Charge Two alleged that the respondent failed to properly safeguard and improperly converted to his own use funds relating to a real estate transaction involving his client, Gio*34vanna Cugini, which had been entrusted to him as a fiduciary, in violation of Code of Professional Responsibility DR 9-102 (B) (22 NYCRR 1200.46 [b]).
Charge Three alleged that the respondent failed to properly safeguard and improperly converted to his own use funds relating to a real estate transaction involving his client, Barbara Heppeler, which had been entrusted to him as a fiduciary, in violation of Code of Professional Responsibility DR 9-102 (B) (22 NYCRR 1200.46 [b]).
Charge Four alleged that the respondent failed to properly safeguard and improperly converted to his own use funds relating to a real estate transaction involving his clients, Nicholas and Mary Pandone, which had been entrusted to him as a fiduciary, in violation of Code of Professional Responsibility DR 9-102 (B) (22 NYCRR 1200.46 [b]).
Charge Five alleged that the respondent improperly commingled funds entrusted to him as a fiduciary to be held in escrow with funds utilized for personal and business purposes, in violation of Code of Professional Responsibility DR 9-102 (A) (22 NYCRR 1200.46 [a]).
Charge Six alleged that the respondent improperly made out a check from his attorney escrow account to "cash”, in violation of Code of Professional Responsibility DR 9-102 (E) (22 NYCRR 1200.46 [e]).
Charge Seven alleged that the respondent engaged in conduct involving dishonesty, fraud, deceit, or misrepresentation, in violation of Code of Professional Responsibility DR 1-102 (A) (4) (22 NYCRR 1200.3 [a] [4]).
Charge Eight alleged that the respondent engaged in conduct which adversely reflects on his fitness to practice law, in violation of Code of Professional Responsibility DR 1-102 (A) (8) (22 NYCRR 1200.3 [a] [8]).
Based on the respondent’s admissions and the evidence adduced at the hearing, the Special Referee properly sustained all of the charges. The Grievance Committee’s motion to confirm the Special Referee’s report is granted.
In determining an appropriate measure of discipline to impose, we have considered the mitigating evidence offered by the respondent, including his participation in a Gamblers’ Anonymous recovery program, his pro bono activities, the fact that all of his clients were timely paid at the time their monies were due, and the character letters submitted in his behalf. However, conversion constitutes serious professional miscon*35duct irrespective of the absence of actual harm to the client or the respondent’s making full restitution.
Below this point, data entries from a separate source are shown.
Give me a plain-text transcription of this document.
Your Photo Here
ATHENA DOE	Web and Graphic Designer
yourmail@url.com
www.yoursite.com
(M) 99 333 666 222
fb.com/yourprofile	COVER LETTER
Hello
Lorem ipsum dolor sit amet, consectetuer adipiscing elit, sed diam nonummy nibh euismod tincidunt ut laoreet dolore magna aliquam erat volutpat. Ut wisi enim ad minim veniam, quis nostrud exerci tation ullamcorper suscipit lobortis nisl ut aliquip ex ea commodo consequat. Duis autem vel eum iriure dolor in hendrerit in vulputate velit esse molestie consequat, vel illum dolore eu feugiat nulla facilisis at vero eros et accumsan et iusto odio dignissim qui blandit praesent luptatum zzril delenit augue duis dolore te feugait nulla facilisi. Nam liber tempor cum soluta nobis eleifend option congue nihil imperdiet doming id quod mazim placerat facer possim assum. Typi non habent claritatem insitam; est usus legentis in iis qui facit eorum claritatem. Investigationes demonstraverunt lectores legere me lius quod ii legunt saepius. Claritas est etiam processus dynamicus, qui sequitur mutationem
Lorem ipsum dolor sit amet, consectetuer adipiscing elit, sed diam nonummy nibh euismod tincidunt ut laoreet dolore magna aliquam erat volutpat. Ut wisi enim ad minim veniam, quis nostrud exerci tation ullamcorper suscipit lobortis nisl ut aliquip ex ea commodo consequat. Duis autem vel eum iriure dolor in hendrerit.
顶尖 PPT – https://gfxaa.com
The respondent is guilty of serious professional misconduct which warrants his disbarment.
Bracken, J. P., Rosenblatt, Miller, Ritter and Sullivan, JJ., concur.
Ordered that the petitioner’s motion to confirm the Special Referee’s report is granted; and it is further,
Ordered that pursuant to Judiciary Law § 90, effective immediately, the respondent, John G. LoPresto, is disbarred, and his name is stricken from the roll of attorneys and counselors-at-law; and it is further,
Ordered that the respondent'shall continue to comply with this Court’s rules governing the conduct of disbarred, suspended, and resigned attorneys (22 NYCRR 691.10); and it is further,
Ordered that pursuant to Judiciary Law § 90, effective immediately, John G. LoPresto is commanded to continue to desist and refrain from (1) practicing law in any form, either as principal or as agent, clerk, or employee of another, (2) appearing as an attorney or counselor-at-law before any court, Judge, Justice, board, commission, or other public authority, (3) giving to another an opinion as to the law or its application or any advice in relation thereto, and (4) holding himself out in any way as an attorney and counselor-at-law.